According to a named source in the UK’s armed forces cited by The Sunday Times, London has tasked troops with developing a plan to prevent an uprising if the country leaves the European Union without a deal.
According to PressTV: The comments come as British Prime Minister Theresa May is working with the EU on the concluding details of the Brexit agreement to make it available for a summit of EU leaders on Sunday.
May has indicated that she could gain concessions from the EU on a political declaration that would define the bases of the future relations between the two sides.
However, her opponents want changes to the 585-page deal that is mostly concerned with Britain’s departure from the EU on March 29, 2019, which includes questionable measures about how the two sides will cooperate during a two-year transition period.
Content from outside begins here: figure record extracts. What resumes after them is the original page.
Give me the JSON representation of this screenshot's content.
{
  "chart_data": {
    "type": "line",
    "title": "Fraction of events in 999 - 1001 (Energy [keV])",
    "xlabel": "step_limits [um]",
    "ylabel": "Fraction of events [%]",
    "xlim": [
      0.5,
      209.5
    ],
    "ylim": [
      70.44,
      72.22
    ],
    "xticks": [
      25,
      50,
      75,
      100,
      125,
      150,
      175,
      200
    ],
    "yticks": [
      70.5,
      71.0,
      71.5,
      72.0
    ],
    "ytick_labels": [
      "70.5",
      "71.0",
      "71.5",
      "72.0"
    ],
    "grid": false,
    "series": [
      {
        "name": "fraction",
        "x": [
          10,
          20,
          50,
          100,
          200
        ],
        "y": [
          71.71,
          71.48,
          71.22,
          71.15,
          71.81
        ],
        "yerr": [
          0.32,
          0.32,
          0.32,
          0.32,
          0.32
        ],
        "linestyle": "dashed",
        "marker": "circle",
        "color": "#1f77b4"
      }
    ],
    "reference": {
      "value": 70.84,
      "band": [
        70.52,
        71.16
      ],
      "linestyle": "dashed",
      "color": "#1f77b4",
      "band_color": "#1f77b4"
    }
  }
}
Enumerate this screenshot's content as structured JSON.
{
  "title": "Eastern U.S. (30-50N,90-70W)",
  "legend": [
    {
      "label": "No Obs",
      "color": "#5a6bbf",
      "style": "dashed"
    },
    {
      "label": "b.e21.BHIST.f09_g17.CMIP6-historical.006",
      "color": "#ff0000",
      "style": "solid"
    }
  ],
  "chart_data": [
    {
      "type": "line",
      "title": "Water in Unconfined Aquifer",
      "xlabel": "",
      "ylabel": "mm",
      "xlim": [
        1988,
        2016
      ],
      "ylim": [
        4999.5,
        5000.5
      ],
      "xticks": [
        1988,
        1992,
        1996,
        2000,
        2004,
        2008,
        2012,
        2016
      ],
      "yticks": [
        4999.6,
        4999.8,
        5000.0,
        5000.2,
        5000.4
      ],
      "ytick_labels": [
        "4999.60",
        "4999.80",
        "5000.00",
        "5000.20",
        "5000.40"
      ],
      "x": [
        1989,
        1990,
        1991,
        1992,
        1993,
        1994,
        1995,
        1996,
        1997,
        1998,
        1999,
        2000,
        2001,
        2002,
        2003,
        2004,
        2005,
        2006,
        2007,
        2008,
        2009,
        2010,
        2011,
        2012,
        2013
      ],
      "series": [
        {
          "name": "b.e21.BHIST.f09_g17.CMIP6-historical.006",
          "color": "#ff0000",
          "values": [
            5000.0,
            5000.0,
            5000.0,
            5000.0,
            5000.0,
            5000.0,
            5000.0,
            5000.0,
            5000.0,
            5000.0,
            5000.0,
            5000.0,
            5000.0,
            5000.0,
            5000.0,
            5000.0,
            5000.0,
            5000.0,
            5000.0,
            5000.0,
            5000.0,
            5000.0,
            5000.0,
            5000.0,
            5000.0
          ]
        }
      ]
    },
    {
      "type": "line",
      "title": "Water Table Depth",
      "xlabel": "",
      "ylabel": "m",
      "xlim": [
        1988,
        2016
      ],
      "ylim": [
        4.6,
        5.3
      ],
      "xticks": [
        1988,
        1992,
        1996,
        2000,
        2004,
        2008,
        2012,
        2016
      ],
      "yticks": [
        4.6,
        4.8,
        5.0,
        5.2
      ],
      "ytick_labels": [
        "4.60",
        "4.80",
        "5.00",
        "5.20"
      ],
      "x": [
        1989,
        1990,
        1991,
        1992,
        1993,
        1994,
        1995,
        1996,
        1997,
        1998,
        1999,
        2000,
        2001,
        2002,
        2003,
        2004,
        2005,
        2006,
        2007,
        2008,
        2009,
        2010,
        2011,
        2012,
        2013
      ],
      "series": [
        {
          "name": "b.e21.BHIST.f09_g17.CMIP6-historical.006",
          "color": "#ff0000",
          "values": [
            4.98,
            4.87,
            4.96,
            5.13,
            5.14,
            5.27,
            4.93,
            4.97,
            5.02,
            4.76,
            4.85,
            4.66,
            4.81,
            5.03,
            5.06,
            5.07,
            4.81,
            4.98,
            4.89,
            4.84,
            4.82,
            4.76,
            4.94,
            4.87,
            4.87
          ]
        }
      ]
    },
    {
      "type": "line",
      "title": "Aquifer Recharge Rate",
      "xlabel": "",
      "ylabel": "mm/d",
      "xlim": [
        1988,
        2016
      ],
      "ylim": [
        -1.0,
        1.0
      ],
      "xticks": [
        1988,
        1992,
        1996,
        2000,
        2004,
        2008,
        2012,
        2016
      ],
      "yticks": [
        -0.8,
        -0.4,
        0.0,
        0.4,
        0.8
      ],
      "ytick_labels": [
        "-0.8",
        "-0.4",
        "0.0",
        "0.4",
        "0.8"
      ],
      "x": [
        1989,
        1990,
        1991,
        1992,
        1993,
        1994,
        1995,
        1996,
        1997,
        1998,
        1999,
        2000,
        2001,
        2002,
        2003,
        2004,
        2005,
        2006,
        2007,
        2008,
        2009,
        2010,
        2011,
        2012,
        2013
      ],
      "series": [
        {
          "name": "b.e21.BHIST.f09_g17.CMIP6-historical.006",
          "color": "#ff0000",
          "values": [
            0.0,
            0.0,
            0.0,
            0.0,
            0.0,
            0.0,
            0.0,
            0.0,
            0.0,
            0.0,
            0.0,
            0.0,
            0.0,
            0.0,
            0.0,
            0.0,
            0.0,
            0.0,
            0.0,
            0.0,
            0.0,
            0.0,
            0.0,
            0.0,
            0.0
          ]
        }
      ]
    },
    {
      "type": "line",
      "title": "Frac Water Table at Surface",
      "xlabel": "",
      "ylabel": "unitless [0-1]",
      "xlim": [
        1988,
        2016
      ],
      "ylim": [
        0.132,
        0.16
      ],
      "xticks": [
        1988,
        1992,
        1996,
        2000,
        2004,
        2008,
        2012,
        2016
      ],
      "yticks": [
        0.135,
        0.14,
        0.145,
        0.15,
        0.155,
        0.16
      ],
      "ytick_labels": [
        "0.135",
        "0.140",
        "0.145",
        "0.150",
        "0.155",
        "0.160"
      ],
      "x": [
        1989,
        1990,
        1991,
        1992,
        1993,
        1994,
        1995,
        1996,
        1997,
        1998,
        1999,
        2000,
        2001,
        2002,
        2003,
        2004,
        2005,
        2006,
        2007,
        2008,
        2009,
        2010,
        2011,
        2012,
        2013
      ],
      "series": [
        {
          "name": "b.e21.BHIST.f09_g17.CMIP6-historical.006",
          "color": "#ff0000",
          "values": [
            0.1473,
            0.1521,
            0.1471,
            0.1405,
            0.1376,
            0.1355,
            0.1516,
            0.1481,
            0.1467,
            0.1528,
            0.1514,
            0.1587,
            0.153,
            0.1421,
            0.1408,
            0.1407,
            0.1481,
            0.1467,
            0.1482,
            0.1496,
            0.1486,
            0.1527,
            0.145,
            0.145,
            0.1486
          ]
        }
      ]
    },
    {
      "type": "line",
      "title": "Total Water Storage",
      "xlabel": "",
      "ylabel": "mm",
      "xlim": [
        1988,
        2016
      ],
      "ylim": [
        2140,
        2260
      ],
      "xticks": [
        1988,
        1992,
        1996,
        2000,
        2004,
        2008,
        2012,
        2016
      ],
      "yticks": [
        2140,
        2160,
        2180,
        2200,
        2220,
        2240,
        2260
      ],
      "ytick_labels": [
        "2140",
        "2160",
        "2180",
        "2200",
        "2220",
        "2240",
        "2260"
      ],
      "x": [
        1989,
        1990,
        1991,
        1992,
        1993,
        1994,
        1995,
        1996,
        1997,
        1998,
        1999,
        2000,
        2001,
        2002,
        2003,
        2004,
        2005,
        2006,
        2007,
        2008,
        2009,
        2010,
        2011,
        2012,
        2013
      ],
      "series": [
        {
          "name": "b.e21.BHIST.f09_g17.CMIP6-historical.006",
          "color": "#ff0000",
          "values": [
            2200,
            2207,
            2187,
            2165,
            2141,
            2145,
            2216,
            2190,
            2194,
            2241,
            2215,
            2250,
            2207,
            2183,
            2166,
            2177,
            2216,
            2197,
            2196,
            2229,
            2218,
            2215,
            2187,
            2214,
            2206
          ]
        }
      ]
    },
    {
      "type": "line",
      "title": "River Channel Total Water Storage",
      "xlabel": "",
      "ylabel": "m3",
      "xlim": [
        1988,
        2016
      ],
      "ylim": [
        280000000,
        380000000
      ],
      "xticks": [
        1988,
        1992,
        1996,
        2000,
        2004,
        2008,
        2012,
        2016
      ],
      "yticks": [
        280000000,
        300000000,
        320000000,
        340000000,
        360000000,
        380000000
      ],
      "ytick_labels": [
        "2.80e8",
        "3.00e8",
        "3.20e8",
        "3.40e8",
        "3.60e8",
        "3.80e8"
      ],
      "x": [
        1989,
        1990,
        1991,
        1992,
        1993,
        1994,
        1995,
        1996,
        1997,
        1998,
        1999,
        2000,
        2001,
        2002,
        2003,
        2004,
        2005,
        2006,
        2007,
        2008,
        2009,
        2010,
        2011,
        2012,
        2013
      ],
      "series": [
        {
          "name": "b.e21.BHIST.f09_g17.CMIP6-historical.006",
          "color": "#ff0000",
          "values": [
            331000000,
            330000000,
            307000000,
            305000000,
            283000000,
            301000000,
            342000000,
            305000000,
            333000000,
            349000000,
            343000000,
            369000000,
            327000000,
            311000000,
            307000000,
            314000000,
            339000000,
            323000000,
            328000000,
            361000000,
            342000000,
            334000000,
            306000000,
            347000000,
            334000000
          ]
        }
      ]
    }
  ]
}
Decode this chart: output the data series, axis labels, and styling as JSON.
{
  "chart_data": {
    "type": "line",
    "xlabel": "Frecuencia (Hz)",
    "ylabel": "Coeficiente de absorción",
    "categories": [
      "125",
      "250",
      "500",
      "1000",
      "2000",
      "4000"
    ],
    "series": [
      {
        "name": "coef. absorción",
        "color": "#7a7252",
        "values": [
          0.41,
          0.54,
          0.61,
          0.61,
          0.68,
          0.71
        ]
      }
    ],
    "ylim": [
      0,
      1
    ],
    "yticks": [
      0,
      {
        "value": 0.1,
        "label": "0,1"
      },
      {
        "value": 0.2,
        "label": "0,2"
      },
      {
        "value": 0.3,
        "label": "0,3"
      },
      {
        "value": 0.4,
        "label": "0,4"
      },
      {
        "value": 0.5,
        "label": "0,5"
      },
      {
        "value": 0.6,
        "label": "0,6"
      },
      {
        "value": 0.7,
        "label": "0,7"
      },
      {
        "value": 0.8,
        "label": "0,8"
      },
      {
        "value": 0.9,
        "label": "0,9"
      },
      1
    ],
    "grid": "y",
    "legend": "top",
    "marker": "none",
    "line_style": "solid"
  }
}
The EU’s top Brexit negotiator Michel Barnier said Monday that ministers of member states had endorsed the deal, saying it was sufficiently “fair and balanced.”
“The deal is fair and balanced. We are in fact at a decisive moment in this process; no one should lose sight of the progress that has been achieved in Brussels and London,” Barnier said.
The French diplomat suggested, however, that there might be a possibility for the EU to allow an expansion to Brexit transition period to continue beyond December 2020 so that the two sides could have more time to work out a lasting agreement for future ties.
“The EU side will still have to decide the internal process for agreeing to extend the transition period,” Barnier said after a meeting of the EU’s national ministers in Brussels.
British officials said that London was allowed to ask for an extended transition stage although they insisted the measure should end by 2020 when Britain is due to hold its general election.
“It would be our discretion, it would be purely for us if we wanted to and there are reasons we may not want to take that up, it would be available to us,” said Business Secretary Greg Clark in an interview with the BBC Radio.
May’s spokesman also announced on Monday that there was little chance Britain would demand an extension to the post-Brexit transition period.
Estimates suggest an extension to the so-called implementation period would cost Britain an extra 10 billion pounds on top of nearly 40 billion pounds it has to pay for the two-year time.
May herself said at a speech in London that the transition time should complete before the next general election.
“I think it is important that in delivering for the British people we are out of the implementation period before the next general election,” the prime minister said while addressing business leaders.